Digital champion Martha Lane Fox is backing a scheme to sell £98 PCs to those who’ve yet to embrace broadband. The pilot initiative forms part of Fox’s Race Online 2012 initiative.

Distributor Remploy aims to sell 8,000 refurbished computers in the next 12 months. The computers will also come with cut-price internet connections at £9 per month.

Elsewhere Ofcom has announced proposals to bring better broadband to remote areas of the UK. It wants to reduce the wholesale prices that BT can charge ISPs in areas of the country where the company is the sole provider.

Digital divide debate more relevant than ever

To some, it may seem odd that in a time when the government is scaling back essential public sector services like the NHS and hiking up student fees that it is investing in technology.

However, I’d argue that it’s money well spent.

The decade (plus) old argument about the digital divide has never been more relevant than it is today. Increasingly, we’re seeing utility companies and banks offering reductions and incentives to those who opt to ditch paper statements in favour of electronic billing.

Plus with petrol prices and the cost of public transport spiralling, along with access to fast broadband, it means individuals and businesses can cut costs by working remotely.

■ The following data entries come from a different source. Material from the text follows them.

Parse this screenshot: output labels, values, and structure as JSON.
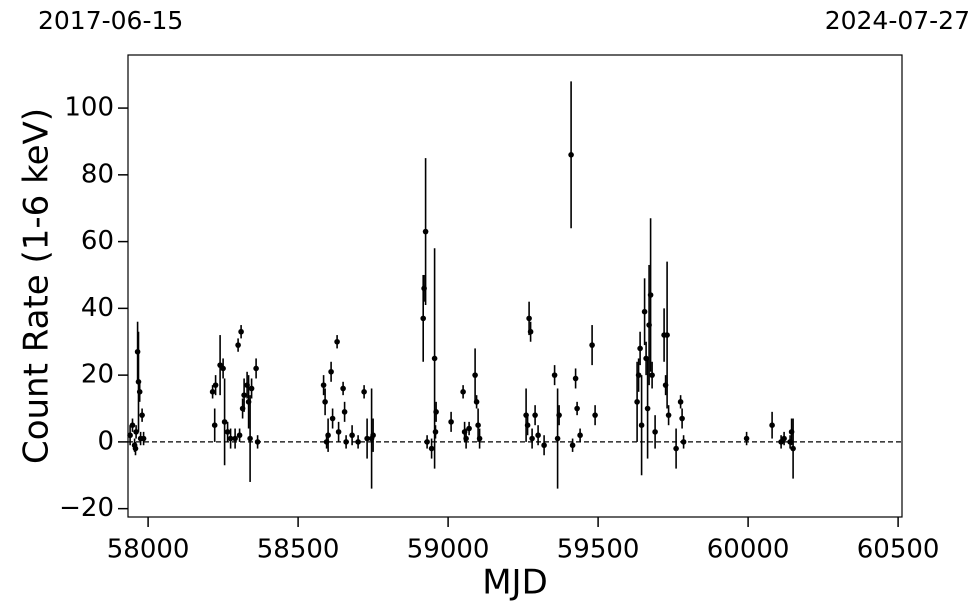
{
  "chart_data": {
    "type": "scatter",
    "top_left_label": "2017-06-15",
    "top_right_label": "2024-07-27",
    "xlabel": "MJD",
    "ylabel": "Count Rate (1-6 keV)",
    "xlim": [
      57933,
      60513
    ],
    "ylim": [
      -22.5,
      115.9
    ],
    "xticks": [
      58000,
      58500,
      59000,
      59500,
      60000,
      60500
    ],
    "yticks": [
      {
        "value": -20,
        "label": "−20"
      },
      0,
      20,
      40,
      60,
      80,
      100
    ],
    "hline": 0,
    "color": "#000000",
    "x": [
      57940,
      57948,
      57955,
      57958,
      57960,
      57965,
      57968,
      57972,
      57975,
      57980,
      57985,
      58215,
      58222,
      58225,
      58240,
      58250,
      58255,
      58265,
      58275,
      58290,
      58300,
      58305,
      58310,
      58315,
      58320,
      58330,
      58335,
      58340,
      58345,
      58360,
      58365,
      58585,
      58590,
      58595,
      58600,
      58610,
      58615,
      58630,
      58635,
      58650,
      58655,
      58660,
      58680,
      58700,
      58720,
      58730,
      58745,
      58750,
      58917,
      58920,
      58925,
      58930,
      58945,
      58955,
      58958,
      58960,
      59010,
      59050,
      59055,
      59060,
      59070,
      59090,
      59095,
      59100,
      59105,
      59260,
      59265,
      59270,
      59275,
      59280,
      59290,
      59300,
      59320,
      59355,
      59365,
      59370,
      59410,
      59415,
      59425,
      59430,
      59440,
      59480,
      59490,
      59630,
      59635,
      59640,
      59645,
      59655,
      59660,
      59665,
      59670,
      59675,
      59680,
      59690,
      59720,
      59725,
      59730,
      59735,
      59760,
      59775,
      59780,
      59785,
      59995,
      60080,
      60110,
      60120,
      60140,
      60145,
      60150
    ],
    "values": [
      2,
      5,
      -1,
      -2,
      3,
      27,
      18,
      15,
      1,
      8,
      1,
      15,
      5,
      17,
      23,
      22,
      6,
      3,
      1,
      1,
      29,
      2,
      33,
      10,
      14,
      17,
      12,
      1,
      16,
      22,
      0,
      17,
      12,
      0,
      2,
      21,
      7,
      30,
      3,
      16,
      9,
      0,
      2,
      0,
      15,
      1,
      1,
      2,
      37,
      46,
      63,
      0,
      -2,
      25,
      3,
      9,
      6,
      15,
      3,
      1,
      4,
      20,
      12,
      5,
      1,
      8,
      5,
      37,
      33,
      1,
      8,
      2,
      -1,
      20,
      1,
      8,
      86,
      -1,
      19,
      10,
      2,
      29,
      8,
      12,
      20,
      28,
      5,
      39,
      25,
      10,
      35,
      44,
      20,
      3,
      32,
      17,
      32,
      8,
      -2,
      12,
      7,
      0,
      1,
      5,
      0,
      1,
      0,
      3,
      -2
    ],
    "errors": [
      3,
      2,
      2,
      2,
      2,
      9,
      15,
      3,
      2,
      2,
      2,
      2,
      5,
      3,
      9,
      3,
      13,
      3,
      3,
      3,
      2,
      2,
      2,
      3,
      5,
      4,
      8,
      13,
      3,
      3,
      2,
      3,
      4,
      2,
      5,
      3,
      3,
      2,
      3,
      2,
      3,
      2,
      3,
      2,
      2,
      6,
      15,
      5,
      13,
      4,
      22,
      2,
      3,
      33,
      2,
      3,
      3,
      2,
      3,
      3,
      2,
      8,
      2,
      5,
      3,
      8,
      3,
      5,
      3,
      3,
      3,
      3,
      3,
      3,
      15,
      3,
      22,
      2,
      3,
      2,
      2,
      6,
      3,
      12,
      5,
      5,
      15,
      10,
      5,
      15,
      18,
      23,
      4,
      5,
      8,
      3,
      22,
      3,
      6,
      2,
      3,
      2,
      2,
      4,
      2,
      2,
      2,
      4,
      9
    ]
  }
}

Technology is essential for the development of future generations, too, as knowledge of computers plays an increasing role in our children’s education.

Entertainment moving online

Similarly, the future of entertainment is online. Internet-enabled tellies are becoming increasingly popular, even though the launch of YouView has now been pushed back. Nevertheless, we’re also seeing movies delivered via fast broadband connections through rental services like LoveFilm.

In my view it’s vital that we invest in a technology infrastructure now so that the same essential services that are facing cuts now can benefit from advances in the future; telemedicine, access to local government services online, online education, secure electronic banking and probably a host of things that haven’t even been thought of yet.


The inability to use a computer for Internet enquiries and for email is already disbarring many people from many parts of our society, which has adopted IT for important functions, such as transport and interfacing with central government. We just renewed my wife’s driving licence on line, and it was brilliantly simple, and much cheaper.
The issue here is how can one overcome this? There are 3 main problems.
One is the cost of ownership, which is dealt with by this scheme.
The second is knowledge of and familiarity with how to use the system. The lack of confidence must be overcome somehow, and libraries have been in the forefront of simple courses. These are a start, but in my voew do not go far enough. The one my wife attended assumed that one wished to use the PC for writing letters, and taught simple use of MS Word. It did not address the Internet. What will now happen to such initiatives?
The third is the biggest stumbling block, for undermining confidence. It is that the operating systems and user interfaces are both complex and unreliable. If and when something goes wrong, the user who has just started out is flummoxed. Faults occur far too often. We seem to be very early in the development of computers for the home, and all software is written by experts who (mostly) cannot imagine how it is to be a beginner. It is only when the home computer is as reliable and straightforward to use as the telephone, that this problem will have been addressed. When will that be? Many will say “Never!”

Getting rural communities on-line will go some way to balancing the transport problems they have. It will reduce their transport costs – but only if high-speed reliable broadband is available. So, this scheme is to be encouraged.

It is technically possible to design a very cut-down system. It would have limited functionality, but could be optimised for a narrow range of uses. What’s needed is an organisation to be able to see a profit in it.